Last night, he asked another bold question backstage: Who gets to be a girl? “Over the summer, going to the protests, the trans rally, going to places like Happy Fun Hideaway in Brooklyn, which is a non-binary space…
I just wanted to create a collection that could show the world what beauty can look like. I honestly feel like the world is better with women.” His press notes elucidated his point of view: “A girl or a woman, whoever chooses to identify as one… is the most unnerving for patriarchy.”
Driving his point home was the presence in the front row of Governor Kathy Hochul, who replaced Andrew Cuomo last month after he resigned amidst numerous cases of sexual misconduct.
Fashion—worn-out notions of propriety notwithstanding—is the ideal space to pose questions about identity, because so much is coded into our clothing choices. Why does it still startle, in 2021, to see a young man in lipstick, or wearing a dress? Gurung’s collection asked us to check any tired distinctions about gender rules at the door.
Fabrics, prints, and shapes were shared across the gender spectrum on his runway, so were his shoes. In keeping with that mission, Gurung’s clothes broke down other kinds of binaries.
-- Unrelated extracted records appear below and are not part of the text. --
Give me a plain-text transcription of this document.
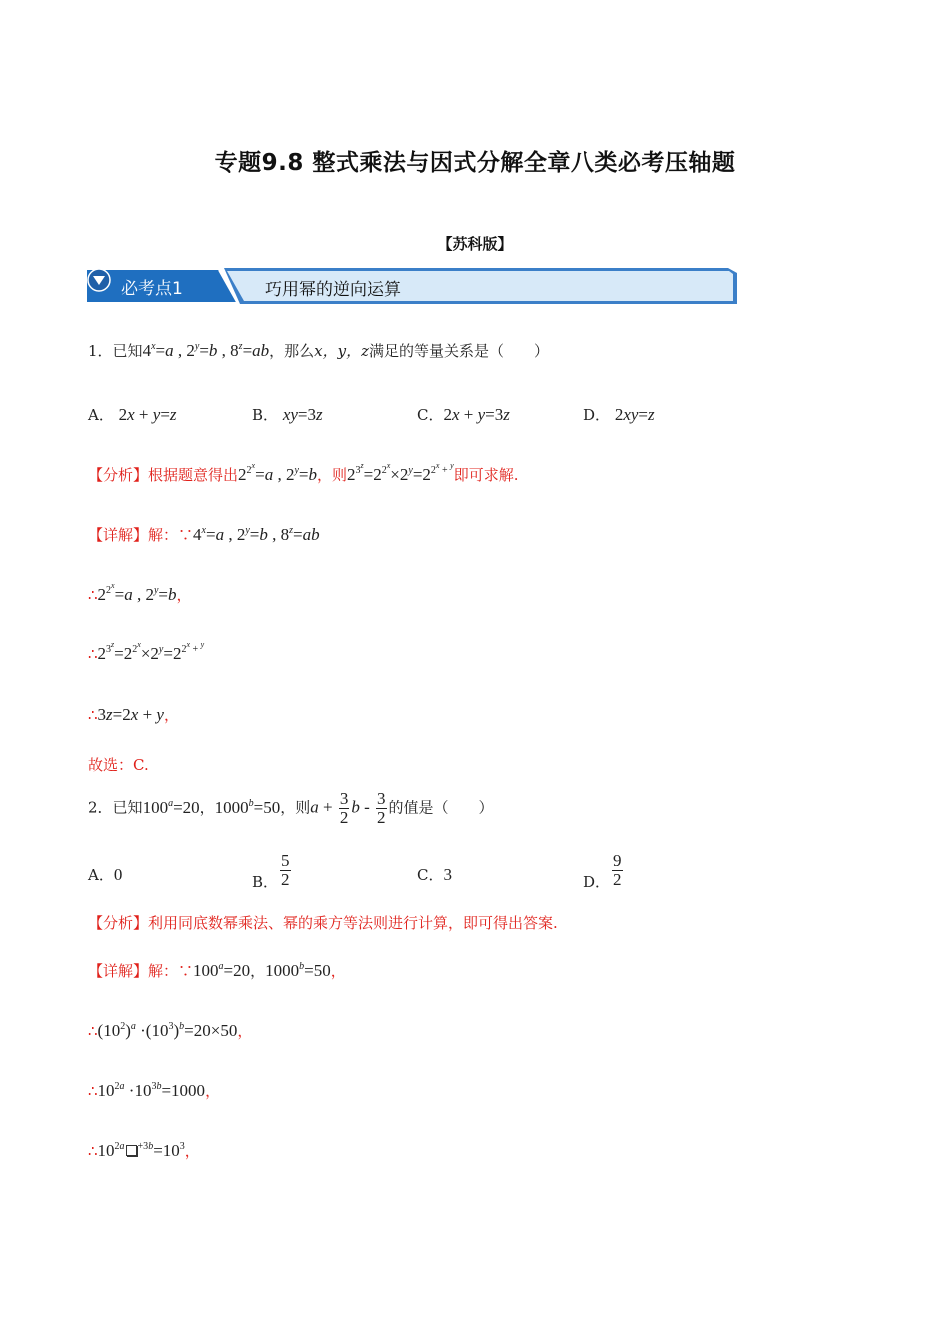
专题9.8 整式乘法与因式分解全章八类必考压轴题
【苏科版】
必考点1	巧用幂的逆向运算
1．已知$4^x=a$ , $2^y=b$ , $8^z=ab$，那么x，y，z满足的等量关系是（　　）
A． 2x + y=z	B． xy=3z	C．2x + y=3z	D． 2xy=z
【分析】根据题意得出$2^{2^x}=a$ , $2^y=b$，则$2^{3^z}=2^{2^x}\times 2^y=2^{2^x + ^y}$即可求解.
【详解】解：$\because 4^x=a$ , $2^y=b$ , $8^z=ab$
$\therefore 2^{2^x}=a$ , $2^y=b$，
$\therefore 2^{3^z}=2^{2^x}\times 2^y=2^{2^x + ^y}$
∴3z=2x + y，
故选：C.
2．已知$100^a=20$，$1000^b=50$，则$a + \frac{3}{2}$ b - $\frac{3}{2}$ 的值是（　　）
A．0	B． $\frac{5}{2}$	C．3	D． $\frac{9}{2}$
【分析】利用同底数幂乘法、幂的乘方等法则进行计算，即可得出答案.
【详解】解：$\because 100^a=20$，$1000^b=50$，
$\therefore(10^2)^a \cdot(10^3)^b=20\times 50$，
$\therefore 10^{2a} \cdot 10^{3b}=1000$，
$\therefore 10^{2a}$ $^{+3b}=10^3$，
He mixed American forms of dress with Asian ones and combined couturish silhouettes with the ease of sportswear.
Unsurprisingly, the most provocative looks were often the ones worn by male-presenting models, for whom the historically more rigid codes of dress have not left room for expressive gestures like hip panniers or waist-hugging corsetry.
Gurung’s gender play belongs to a tradition that goes back through the work of Alessandro Michele, John Galliano, and Jean Paul Gaultier, on further to Louis XIV’s Versailles, as another Met exhibition, “Camp: Notes on Fashion,” elucidated. Through the centuries, it remains boundary-pushing stuff; that’s what makes it vital.